In December, 1944, Harold and other POWs were boarded onto the Oryoku Maru. The ship sailed from Manila but came under attack of American Naval planes off the coast of Luzon. The pilots had no idea that the ship was carrying POWs.
When the pilots of the planes saw men climbing from the ship's hold, they realized it was a prison ship and stopped the attack. For many of the POWs, this realization came too late. According to another survivor of the ship, after the attack, Harold helped other POWs who could not swim make it to shore near Olonga. He then swam back to the ship to do the same thing again for other survivors. Once ashore, the prisoners were gathered on tennis courts at a golf club.
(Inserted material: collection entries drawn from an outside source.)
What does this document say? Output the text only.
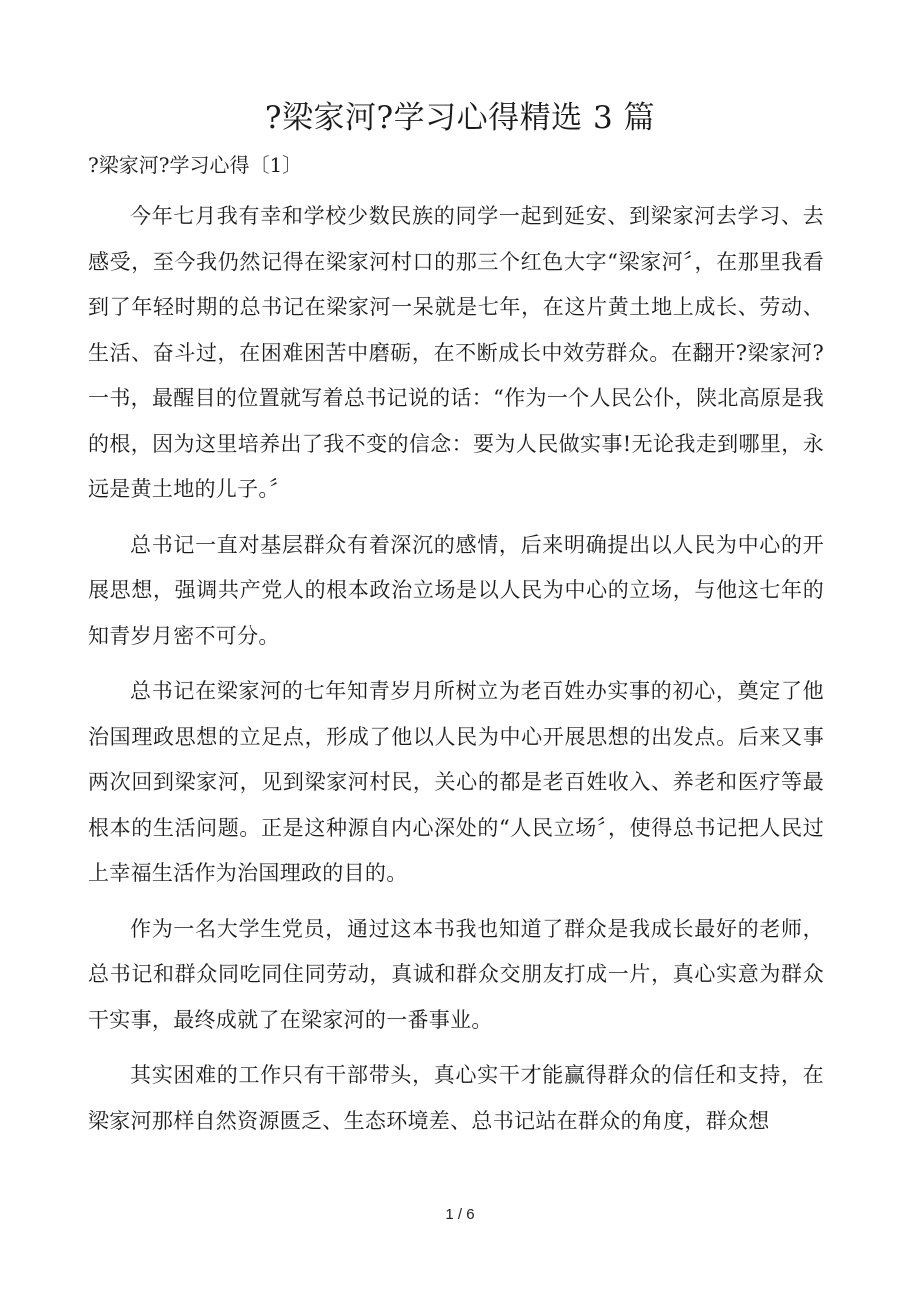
?梁家河?学习心得精选 3 篇
?梁家河?学习心得〔1〕

今年七月我有幸和学校少数民族的同学一起到延安、到梁家河去学习、去感受，至今我仍然记得在梁家河村口的那三个红色大字“梁家河〞，在那里我看到了年轻时期的总书记在梁家河一呆就是七年，在这片黄土地上成长、劳动、生活、奋斗过，在困难困苦中磨砺，在不断成长中效劳群众。在翻开?梁家河?一书，最醒目的位置就写着总书记说的话：“作为一个人民公仆，陕北高原是我的根，因为这里培养出了我不变的信念：要为人民做实事!无论我走到哪里，永远是黄土地的儿子。〞

总书记一直对基层群众有着深沉的感情，后来明确提出以人民为中心的开展思想，强调共产党人的根本政治立场是以人民为中心的立场，与他这七年的知青岁月密不可分。

总书记在梁家河的七年知青岁月所树立为老百姓办实事的初心，奠定了他治国理政思想的立足点，形成了他以人民为中心开展思想的出发点。后来又事两次回到梁家河，见到梁家河村民，关心的都是老百姓收入、养老和医疗等最根本的生活问题。正是这种源自内心深处的“人民立场〞，使得总书记把人民过上幸福生活作为治国理政的目的。

作为一名大学生党员，通过这本书我也知道了群众是我成长最好的老师，总书记和群众同吃同住同劳动，真诚和群众交朋友打成一片，真心实意为群众干实事，最终成就了在梁家河的一番事业。

其实困难的工作只有干部带头，真心实干才能赢得群众的信任和支持，在梁家河那样自然资源匮乏、生态环境差、总书记站在群众的角度，群众想

1 / 6
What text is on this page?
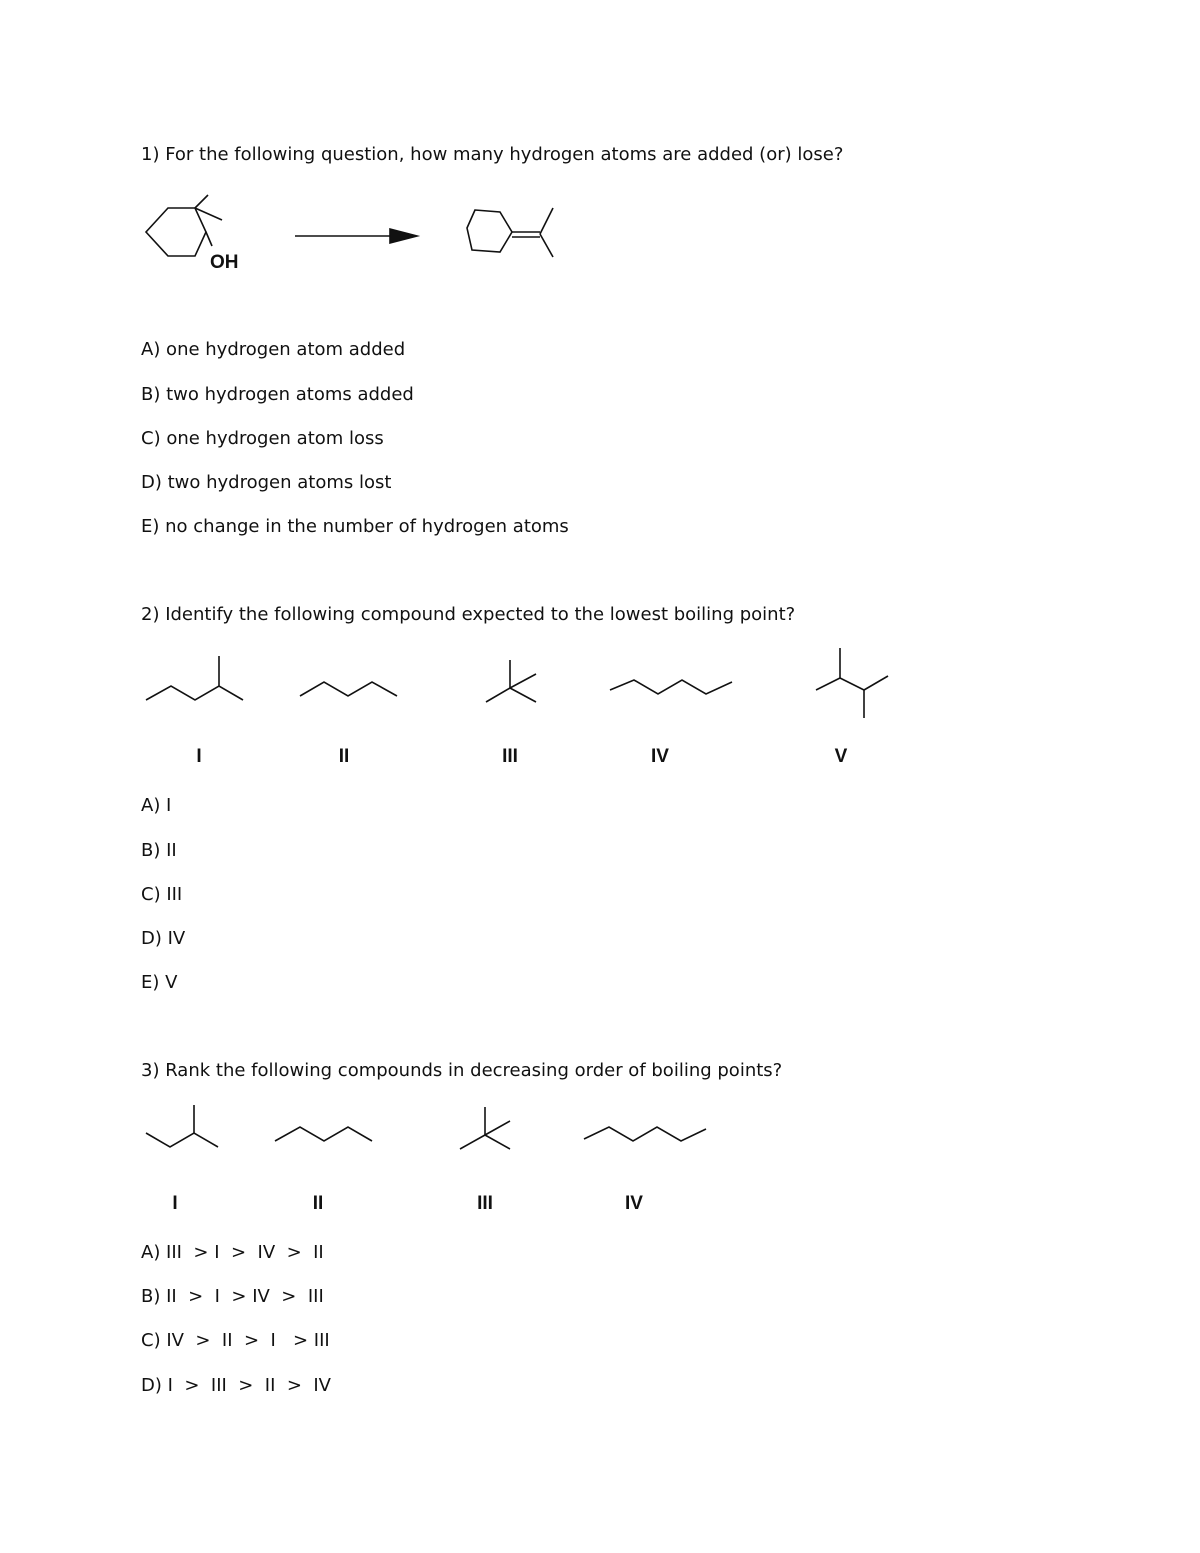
1) For the following question, how many hydrogen atoms are added (or) lose?
OH
A) one hydrogen atom added
B) two hydrogen atoms added
C) one hydrogen atom loss
D) two hydrogen atoms lost
E) no change in the number of hydrogen atoms
2) Identify the following compound expected to the lowest boiling point?
I	II	III	IV	V
A) I
B) II
C) III
D) IV
E) V
3) Rank the following compounds in decreasing order of boiling points?
I	II	III	IV
A) III  > I  >  IV  >  II
B) II  >  I  > IV  >  III
C) IV  >  II  >  I   > III
D) I  >  III  >  II  >  IV
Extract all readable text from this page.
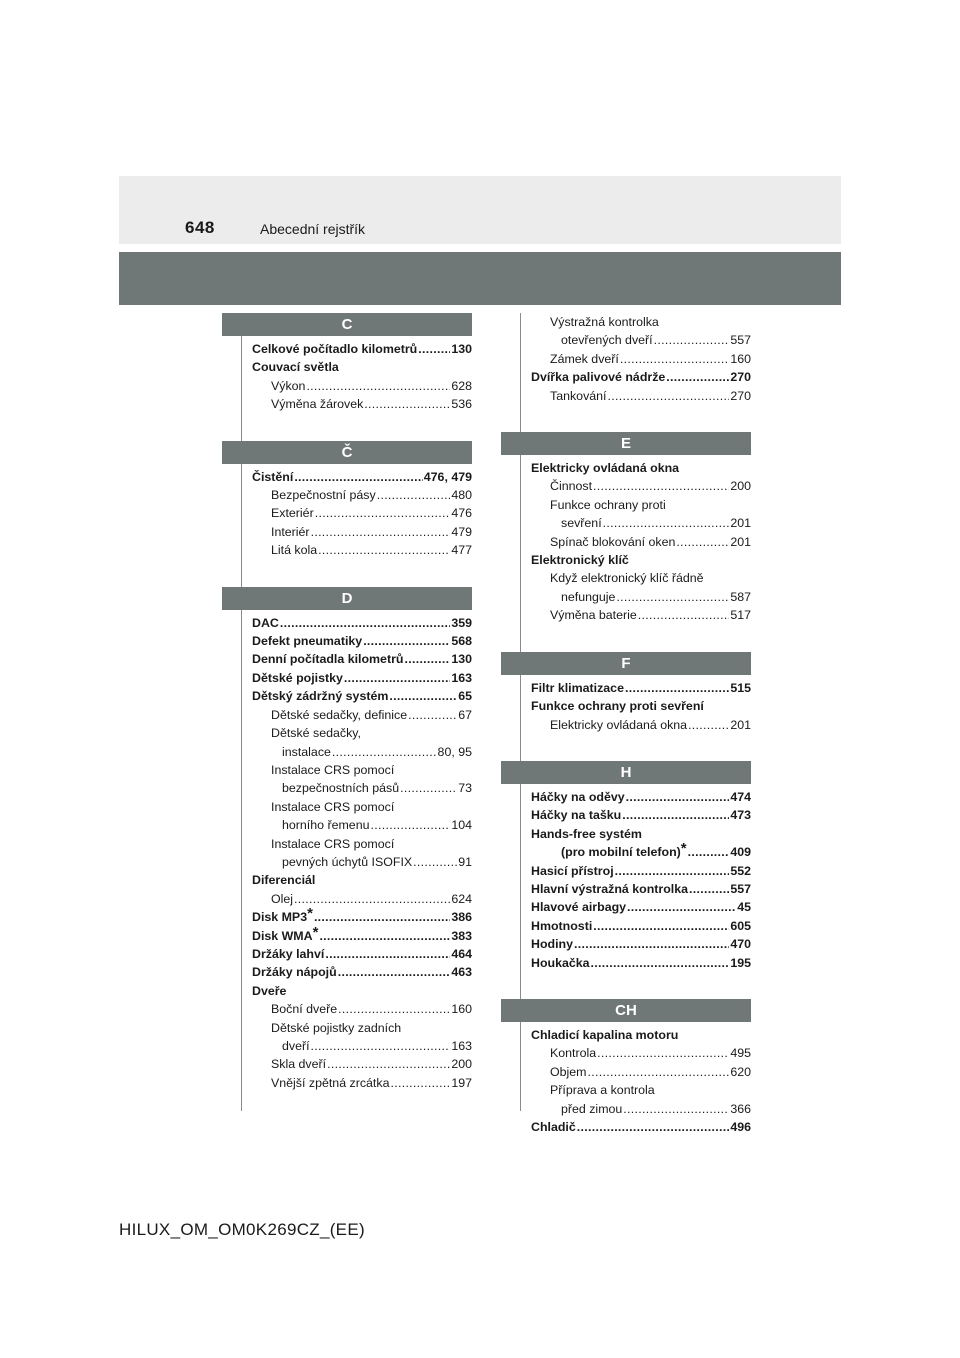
648	Abecední rejstřík
C
Celkové počítadlo kilometrů .....	130
Couvací světla
Výkon .....	628
Výměna žárovek .....	536
Č
Čistění .....	476, 479
Bezpečnostní pásy .....	480
Exteriér .....	476
Interiér .....	479
Litá kola .....	477
D
DAC .....	359
Defekt pneumatiky .....	568
Denní počítadla kilometrů .....	130
Dětské pojistky .....	163
Dětský zádržný systém .....	65
Dětské sedačky, definice .....	67
Dětské sedačky,
instalace .....	80, 95
Instalace CRS pomocí
bezpečnostních pásů .....	73
Instalace CRS pomocí
horního řemenu .....	104
Instalace CRS pomocí
pevných úchytů ISOFIX .....	91
Diferenciál
Olej .....	624
Disk MP3* .....	386
Disk WMA* .....	383
Držáky lahví .....	464
Držáky nápojů .....	463
Dveře
Boční dveře .....	160
Dětské pojistky zadních
dveří .....	163
Skla dveří .....	200
Vnější zpětná zrcátka .....	197
Výstražná kontrolka
otevřených dveří .....	557
Zámek dveří .....	160
Dvířka palivové nádrže .....	270
Tankování .....	270
E
Elektricky ovládaná okna
Činnost .....	200
Funkce ochrany proti
sevření .....	201
Spínač blokování oken .....	201
Elektronický klíč
Když elektronický klíč řádně
nefunguje .....	587
Výměna baterie .....	517
F
Filtr klimatizace .....	515
Funkce ochrany proti sevření
Elektricky ovládaná okna .....	201
H
Háčky na oděvy .....	474
Háčky na tašku .....	473
Hands-free systém
(pro mobilní telefon)* .....	409
Hasicí přístroj .....	552
Hlavní výstražná kontrolka .....	557
Hlavové airbagy .....	45
Hmotnosti .....	605
Hodiny .....	470
Houkačka .....	195
CH
Chladicí kapalina motoru
Kontrola .....	495
Objem .....	620
Příprava a kontrola
před zimou .....	366
Chladič .....	496
HILUX_OM_OM0K269CZ_(EE)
While waiting at the tennis courts, the Japanese asked if any of the POWs believed they were too sick to make the trip to Japan. Fifteen POWs said that they could not make the trip. These men were put on a truck and taken into the mountains. None of them were ever seen again.
Harold was transported by train from San Fernando La Union to Manila. There, he was boarded onto the Enoura Maru. The POWs on the ship were held in three different holds.
The ship came under attack while docked at Formosa. During the attack a bomb exploded in one of the holds. Harold suffered wounds to his legs and face. He lost a great deal of blood from the leg wounds which became infected. After the attack, the surviving POWs were transferred to the Brazil Maru.
According to the unknown survivor, Capt. Harold Collins died from his wounds on January 18, 1945. The date of his death is listed as January 20, 1945, in U. S. Army records. After he died, he was stripped of his clothes, and he was taken on deck and thrown overboard.